Building block for the synthesis of Dapagliflozin, ensuring a streamlined pathway from D-Gluconolactone to the final bioactive molecule
High-purity reference material for the validation of chromatographic methods in carbohydrate research
Functions as a key electrophilic building block, where silyl protecting groups prevent unwanted side reactions at secondary hydroxyl sites during nucleophilic attack
Provides a robust TMS-protected matrix that facilitates purification and handling in large-scale API manufacturing environments
Our high-purity 2,3,4,6-Tetrakis-O-trimethylsilyl-D-gluconolactone (Dapagliflozin Stage-3) is a benchmark product in our carbohydrate synthesis portfolio. As a specialized CDMO partner, we provide this derivatized lactone to facilitate the complex C-glycosylation steps required for SGLT2 inhibitor production.

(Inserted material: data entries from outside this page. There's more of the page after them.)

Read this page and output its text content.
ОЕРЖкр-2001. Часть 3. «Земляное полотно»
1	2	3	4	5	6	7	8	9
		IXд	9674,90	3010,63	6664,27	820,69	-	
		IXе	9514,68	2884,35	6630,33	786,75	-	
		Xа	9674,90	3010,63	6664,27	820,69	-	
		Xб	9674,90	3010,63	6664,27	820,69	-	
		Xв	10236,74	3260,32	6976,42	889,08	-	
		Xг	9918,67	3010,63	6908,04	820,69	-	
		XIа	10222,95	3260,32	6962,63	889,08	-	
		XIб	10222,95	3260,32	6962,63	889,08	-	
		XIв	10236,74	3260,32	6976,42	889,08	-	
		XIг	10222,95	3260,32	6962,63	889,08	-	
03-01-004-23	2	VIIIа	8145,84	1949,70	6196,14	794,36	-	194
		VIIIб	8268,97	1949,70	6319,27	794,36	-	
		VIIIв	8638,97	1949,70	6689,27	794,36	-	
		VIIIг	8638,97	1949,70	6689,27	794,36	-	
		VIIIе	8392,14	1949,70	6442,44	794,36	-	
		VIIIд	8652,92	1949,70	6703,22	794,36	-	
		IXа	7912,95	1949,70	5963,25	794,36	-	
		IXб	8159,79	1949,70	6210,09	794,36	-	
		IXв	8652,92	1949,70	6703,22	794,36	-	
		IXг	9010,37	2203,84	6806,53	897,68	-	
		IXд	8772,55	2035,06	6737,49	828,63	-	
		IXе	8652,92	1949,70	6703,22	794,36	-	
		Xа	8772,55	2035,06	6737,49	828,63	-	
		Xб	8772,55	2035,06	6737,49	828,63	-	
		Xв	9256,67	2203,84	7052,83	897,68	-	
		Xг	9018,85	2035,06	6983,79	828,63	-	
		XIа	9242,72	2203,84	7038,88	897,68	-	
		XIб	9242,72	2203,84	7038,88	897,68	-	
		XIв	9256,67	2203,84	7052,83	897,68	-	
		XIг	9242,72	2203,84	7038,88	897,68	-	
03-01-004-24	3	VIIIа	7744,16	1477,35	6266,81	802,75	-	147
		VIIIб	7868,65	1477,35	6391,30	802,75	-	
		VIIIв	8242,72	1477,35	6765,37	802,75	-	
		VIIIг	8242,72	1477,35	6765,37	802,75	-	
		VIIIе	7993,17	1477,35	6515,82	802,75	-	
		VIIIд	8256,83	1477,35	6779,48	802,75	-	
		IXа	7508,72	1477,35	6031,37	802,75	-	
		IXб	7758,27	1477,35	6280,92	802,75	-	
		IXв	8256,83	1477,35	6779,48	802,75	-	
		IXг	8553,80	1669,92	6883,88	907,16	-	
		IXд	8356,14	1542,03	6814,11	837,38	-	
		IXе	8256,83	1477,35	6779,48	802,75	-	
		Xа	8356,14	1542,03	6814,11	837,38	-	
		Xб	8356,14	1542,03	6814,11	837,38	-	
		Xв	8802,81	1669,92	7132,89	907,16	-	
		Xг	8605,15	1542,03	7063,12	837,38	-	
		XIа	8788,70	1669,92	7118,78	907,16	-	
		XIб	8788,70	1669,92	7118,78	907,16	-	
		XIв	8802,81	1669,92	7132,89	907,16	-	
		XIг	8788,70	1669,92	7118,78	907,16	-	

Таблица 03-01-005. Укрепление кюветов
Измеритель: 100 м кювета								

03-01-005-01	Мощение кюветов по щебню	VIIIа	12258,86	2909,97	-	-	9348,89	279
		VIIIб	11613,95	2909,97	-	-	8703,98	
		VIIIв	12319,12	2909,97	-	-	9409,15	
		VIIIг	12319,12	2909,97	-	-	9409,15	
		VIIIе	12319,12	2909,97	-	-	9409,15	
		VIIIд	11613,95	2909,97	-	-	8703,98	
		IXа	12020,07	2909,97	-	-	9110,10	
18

In the SGLT2 synthesis pathway, any trace moisture will cause the trimethylsilyl (TMS) groups to deprotect prematurely. This leads to polymerization and significant yield loss during the C-glycosylation step. By delivering a vacuum-distilled product with ultra-low KF moisture, we provide the Technical Authority required for high-efficiency API scale-up, reducing the "Total Cost of Quality" for the innovator.
Many CDMOs struggle with de-bromination during the conversion of the ketone to the methylene bridge. Our team uses selective reduction chemistry that specifically targets the carbonyl group while leaving the C-Br and C-Cl bonds untouched. This level of chemical market intelligence allows us to provide a precursor that preserves the vital halogen functionalities required for the final coupling steps.
For commercial volumes, we offer a 10–12 week lead time, including full analytical validation (NMR, HPLC, GC-MS). As an experienced CDMO, we maintain a dedicated pilot plant to support the rapid transition from R&D quantities to metric-ton supply, ensuring your clinical and commercial timelines are never compromised.